LFW HIGHLIGHTS: PART FIVE

It’s the one we all wait for during London Fashion Week. From real-life rain to streaming online, Burberry are the leaders of the cool gang. Christopher Bailey didn’t disappoint as he sat brand favourites Cara Delevingne and Kate Moss on the front row, letting Jourdan Dunn and Suki Waterhouse steal the limelight momentarily. Peplum denim jackets, classic sneakers and coloured denim payed homage to Moss’s nineties heyday. Sticking to his British roots, Bailey referenced the English countryside with lambswool accents, insect motifs and grassy hues throughout; even in the tulle evening dresses and belted trenches.

After five years in the business, Mary Katrantzou showed signs of spreading her sartorial wings yesterday as she debuted a collection of grown-up glamour.
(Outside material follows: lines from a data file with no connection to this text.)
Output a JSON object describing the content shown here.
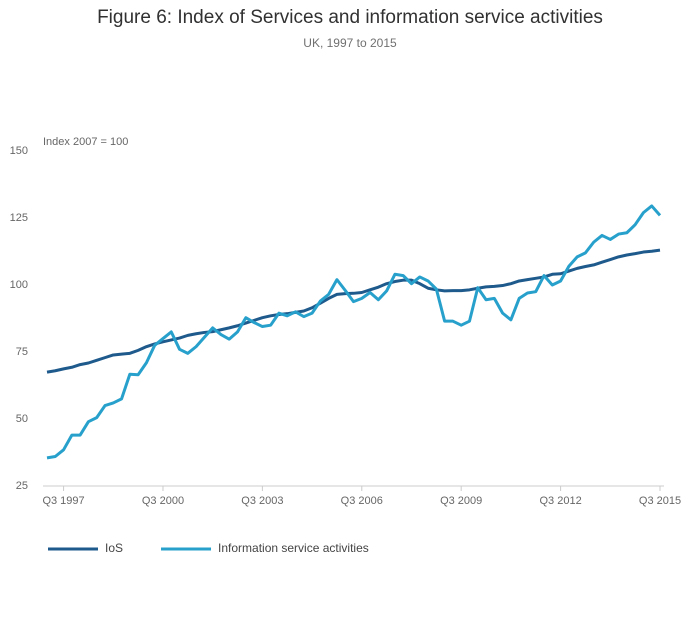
{
  "chart_data": {
    "type": "line",
    "title": "Figure 6: Index of Services and information service activities",
    "subtitle": "UK, 1997 to 2015",
    "y_label": "Index 2007 = 100",
    "categories": [
      null,
      null,
      "Q3 1997",
      null,
      null,
      null,
      null,
      null,
      null,
      null,
      null,
      null,
      null,
      null,
      "Q3 2000",
      null,
      null,
      null,
      null,
      null,
      null,
      null,
      null,
      null,
      null,
      null,
      "Q3 2003",
      null,
      null,
      null,
      null,
      null,
      null,
      null,
      null,
      null,
      null,
      null,
      "Q3 2006",
      null,
      null,
      null,
      null,
      null,
      null,
      null,
      null,
      null,
      null,
      null,
      "Q3 2009",
      null,
      null,
      null,
      null,
      null,
      null,
      null,
      null,
      null,
      null,
      null,
      "Q3 2012",
      null,
      null,
      null,
      null,
      null,
      null,
      null,
      null,
      null,
      null,
      null,
      "Q3 2015"
    ],
    "series": [
      {
        "name": "IoS",
        "color": "#1f5a8c",
        "values": [
          67.5,
          68,
          68.7,
          69.3,
          70.3,
          70.9,
          71.9,
          72.9,
          73.9,
          74.2,
          74.5,
          75.6,
          77,
          78,
          78.8,
          79.5,
          80.2,
          81.2,
          81.8,
          82.3,
          82.6,
          83.3,
          84,
          84.8,
          85.8,
          86.8,
          87.8,
          88.5,
          89,
          89.3,
          89.8,
          90.3,
          91.5,
          93.2,
          95,
          96.5,
          96.8,
          96.9,
          97.2,
          98.2,
          99.2,
          100.5,
          101.3,
          101.8,
          101.8,
          100.5,
          98.8,
          98.2,
          97.8,
          97.9,
          97.9,
          98.2,
          98.8,
          99.3,
          99.5,
          99.8,
          100.5,
          101.5,
          102,
          102.5,
          103,
          104,
          104.2,
          105.2,
          106.2,
          106.9,
          107.5,
          108.5,
          109.5,
          110.5,
          111.2,
          111.7,
          112.3,
          112.6,
          113
        ]
      },
      {
        "name": "Information service activities",
        "color": "#27a0cc",
        "values": [
          35.5,
          36,
          38.5,
          44,
          44,
          49,
          50.5,
          55,
          56,
          57.5,
          66.7,
          66.5,
          71,
          77.5,
          80,
          82.5,
          76,
          74.5,
          77,
          80.5,
          84,
          81.5,
          79.8,
          82.5,
          87.8,
          86,
          84.5,
          85,
          89.5,
          88.5,
          90,
          88.2,
          89.5,
          94,
          96.5,
          102,
          98,
          93.8,
          95,
          97.2,
          94.5,
          97.8,
          104,
          103.5,
          100.5,
          103,
          101.5,
          98.5,
          86.5,
          86.5,
          85,
          86.5,
          99,
          94.5,
          95,
          89.5,
          87,
          95,
          97,
          97.5,
          103.5,
          100,
          101.5,
          107,
          110.5,
          112,
          116,
          118.5,
          117,
          119,
          119.5,
          122.5,
          127,
          129.5,
          126
        ]
      }
    ],
    "ylim": [
      25,
      150
    ],
    "yticks": [
      25,
      50,
      75,
      100,
      125,
      150
    ],
    "grid": false,
    "legend": "bottom-left"
  }
}
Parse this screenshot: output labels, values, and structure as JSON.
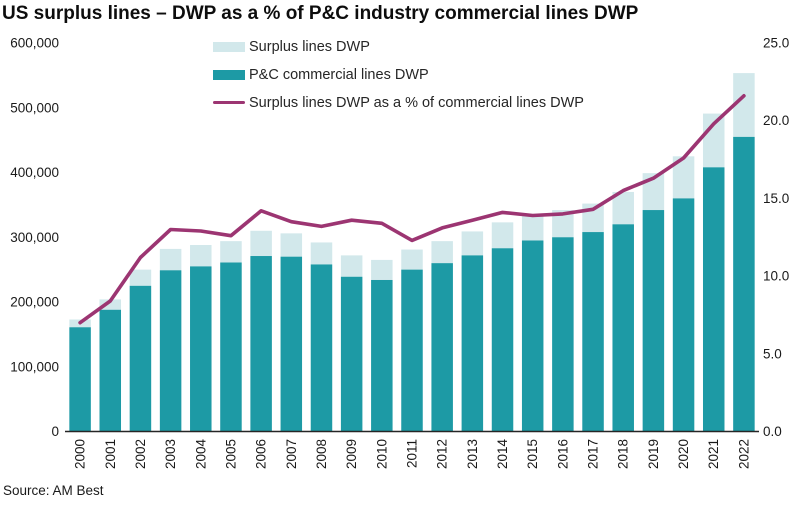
{
  "title": "US surplus lines – DWP as a % of P&C industry commercial lines DWP",
  "source": "Source: AM Best",
  "colors": {
    "surplus": "#d2e8eb",
    "commercial": "#1d9aa5",
    "line": "#9c3572",
    "axis_line": "#262626",
    "tick_text": "#1a1a1a",
    "title_text": "#0d0d0d",
    "background": "#ffffff"
  },
  "legend": {
    "items": [
      {
        "label": "Surplus lines DWP",
        "swatch": "surplus",
        "kind": "box"
      },
      {
        "label": "P&C commercial lines DWP",
        "swatch": "commercial",
        "kind": "box"
      },
      {
        "label": "Surplus lines DWP as a % of commercial lines DWP",
        "swatch": "line",
        "kind": "line"
      }
    ]
  },
  "chart_data": {
    "type": "bar",
    "subtype": "stacked-bars-with-line-overlay",
    "title": "US surplus lines – DWP as a % of P&C industry commercial lines DWP",
    "categories": [
      "2000",
      "2001",
      "2002",
      "2003",
      "2004",
      "2005",
      "2006",
      "2007",
      "2008",
      "2009",
      "2010",
      "2011",
      "2012",
      "2013",
      "2014",
      "2015",
      "2016",
      "2017",
      "2018",
      "2019",
      "2020",
      "2021",
      "2022"
    ],
    "series": [
      {
        "name": "P&C commercial lines DWP",
        "type": "bar",
        "stack": "dwp",
        "axis": "left",
        "values": [
          161000,
          188000,
          225000,
          249000,
          255000,
          261000,
          271000,
          270000,
          258000,
          239000,
          234000,
          250000,
          260000,
          272000,
          283000,
          295000,
          300000,
          308000,
          320000,
          342000,
          360000,
          408000,
          455000
        ]
      },
      {
        "name": "Surplus lines DWP",
        "type": "bar",
        "stack": "dwp",
        "axis": "left",
        "values": [
          12000,
          16000,
          25000,
          33000,
          33000,
          33000,
          39000,
          36000,
          34000,
          33000,
          31000,
          31000,
          34000,
          37000,
          40000,
          41000,
          42000,
          44000,
          50000,
          57000,
          65000,
          83000,
          98500
        ]
      },
      {
        "name": "Surplus lines DWP as a % of commercial lines DWP",
        "type": "line",
        "axis": "right",
        "values": [
          7.0,
          8.4,
          11.2,
          13.0,
          12.9,
          12.6,
          14.2,
          13.5,
          13.2,
          13.6,
          13.4,
          12.3,
          13.1,
          13.6,
          14.1,
          13.9,
          14.0,
          14.3,
          15.5,
          16.3,
          17.6,
          19.8,
          21.6
        ]
      }
    ],
    "left_axis": {
      "min": 0,
      "max": 600000,
      "tick_values": [
        0,
        100000,
        200000,
        300000,
        400000,
        500000,
        600000
      ],
      "tick_labels": [
        "0",
        "100,000",
        "200,000",
        "300,000",
        "400,000",
        "500,000",
        "600,000"
      ]
    },
    "right_axis": {
      "min": 0,
      "max": 25,
      "tick_values": [
        0,
        5,
        10,
        15,
        20,
        25
      ],
      "tick_labels": [
        "0.0",
        "5.0",
        "10.0",
        "15.0",
        "20.0",
        "25.0"
      ]
    },
    "grid": false,
    "legend_position": "top-inside",
    "xlabel": "",
    "ylabel_left": "",
    "ylabel_right": ""
  }
}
Slouchy silk trousers were teamed with structured cut-away tops in neutral tones and khaki shades, leading a more sophisticated look. Katrantzou’s signature sparkle wasn’t far behind as beaded lace and sheer layers made up modest minidress’s and babydoll slips in bolder cornflower and lemon.

The print kings are back. Designer duo Peter Pilotto and Christopher de Vos stuck to their signature style and offered a statement treat for the eyes. The show kicked off with heavy dresses and statement coats in purple, pink, and blue, embellished with neon plastic beads and panels. Disco ferns and metallic finishes injected a dose of youthful fun into wrapped miniskirts and sporty fitted bodices.
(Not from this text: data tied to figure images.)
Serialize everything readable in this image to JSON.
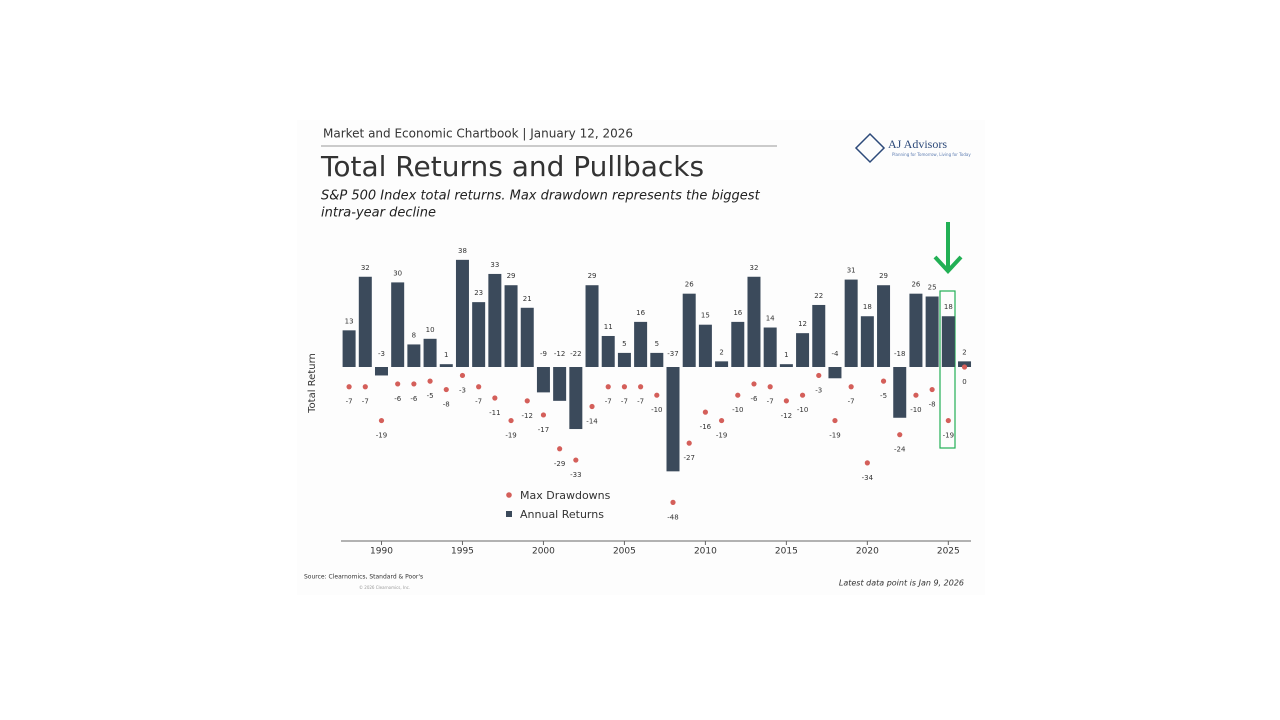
{
  "header": "Market and Economic Chartbook | January 12, 2026",
  "logo": {
    "name": "AJ Advisors",
    "tagline": "Planning for Tomorrow, Living for Today"
  },
  "chart_data": {
    "type": "bar",
    "title": "Total Returns and Pullbacks",
    "subtitle": [
      "S&P 500 Index total returns. Max drawdown represents the biggest",
      "intra-year decline"
    ],
    "y_label": "Total Return",
    "x": [
      1988,
      1989,
      1990,
      1991,
      1992,
      1993,
      1994,
      1995,
      1996,
      1997,
      1998,
      1999,
      2000,
      2001,
      2002,
      2003,
      2004,
      2005,
      2006,
      2007,
      2008,
      2009,
      2010,
      2011,
      2012,
      2013,
      2014,
      2015,
      2016,
      2017,
      2018,
      2019,
      2020,
      2021,
      2022,
      2023,
      2024,
      2025,
      2026
    ],
    "xlim": [
      1987.5,
      2026.4
    ],
    "xticks": [
      1990,
      1995,
      2000,
      2005,
      2010,
      2015,
      2020,
      2025
    ],
    "series": [
      {
        "name": "Annual Returns",
        "color": "#3b4a5b",
        "values": [
          13,
          32,
          -3,
          30,
          8,
          10,
          1,
          38,
          23,
          33,
          29,
          21,
          -9,
          -12,
          -22,
          29,
          11,
          5,
          16,
          5,
          -37,
          26,
          15,
          2,
          16,
          32,
          14,
          1,
          12,
          22,
          -4,
          31,
          18,
          29,
          -18,
          26,
          25,
          18,
          2
        ]
      },
      {
        "name": "Max Drawdowns",
        "color": "#d45f5a",
        "values": [
          -7,
          -7,
          -19,
          -6,
          -6,
          -5,
          -8,
          -3,
          -7,
          -11,
          -19,
          -12,
          -17,
          -29,
          -33,
          -14,
          -7,
          -7,
          -7,
          -10,
          -48,
          -27,
          -16,
          -19,
          -10,
          -6,
          -7,
          -12,
          -10,
          -3,
          -19,
          -7,
          -34,
          -5,
          -24,
          -10,
          -8,
          -19,
          0
        ]
      }
    ],
    "source": "Source: Clearnomics, Standard & Poor's",
    "copyright": "© 2026 Clearnomics, Inc.",
    "note": "Latest data point is Jan 9, 2026"
  }
}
Scotland made the headlines for a very different reason for the first time this week as Pringle of Scotland offered a colourful collection in Claridge’s Ballroom. Clean, simplistic and beautiful are the words that come to mind when sheer panels, turquoise embellishment and royal blue leather accents strutted down the runway. Finely knitted separates made way for dresses adorned with cornrows and plaited fabric with metallic accents.

Known for his sexed-up celebration of the female form, Tom Ford didn’t disappoint yesterday as he sent his girls striding down the catwalk with a modish smoky eye and roughed-up Chrissie Hynde hair. Inspired by his own designs from the Nineties, Ford presented metallic flares, long-sleeved mini dresses and lots of stocking-clad legs. Stunning baroque jackets mingled with fringed leather skirts, metallic animal print and cut out white mini dresses, proving that some collections don’t go out of style.
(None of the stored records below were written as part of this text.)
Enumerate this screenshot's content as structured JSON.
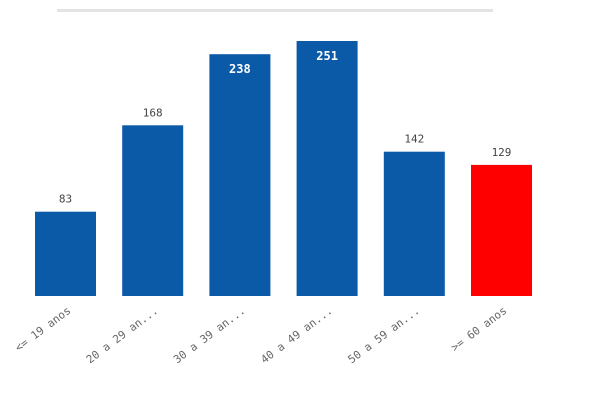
{
  "chart_data": {
    "type": "bar",
    "categories": [
      "<= 19 anos",
      "20 a 29 an...",
      "30 a 39 an...",
      "40 a 49 an...",
      "50 a 59 an...",
      ">= 60 anos"
    ],
    "values": [
      83,
      168,
      238,
      251,
      142,
      129
    ],
    "title": "",
    "xlabel": "",
    "ylabel": "",
    "ylim": [
      0,
      251
    ],
    "grid": false,
    "legend": "none",
    "colors": [
      "#0b5aa8",
      "#0b5aa8",
      "#0b5aa8",
      "#0b5aa8",
      "#0b5aa8",
      "#ff0000"
    ],
    "label_inside": [
      false,
      false,
      true,
      true,
      false,
      false
    ]
  }
}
With a re-brand of her label to Roksanda, there was a sense of ease in Roksanda Ilincic’s SS15 show. “It was about paring everything down – simple shapes, circles and squares, colour-blocking,” the designer told Vogue.com backstage. This was evident through the boyish tailoring and boxy silhouettes of oversized jumpers, structured, folded skirts and geometric prints in a neon colour palette of orange, blue and mint green.

It’s a subject that’s never out of the news right now, but fashion veteran Vivienne Westwood used her influence to voice her opinion on the Scottish independence debate. As an avid campaigner, Westwood encouraged Scotland to vote for a break-away of the UK whilst her army of models donned ‘YES’ badges.Expert draping and sharp tailoring were ever-present as boxy suits, ‘wiggle’ dresses and those Anglomania stripes returned to dramatic effect. Closing the show in a simplistic wedding gown was none other than Vivienne Westwood’s granddaughter, Cora Corre, who’s signed to Next models.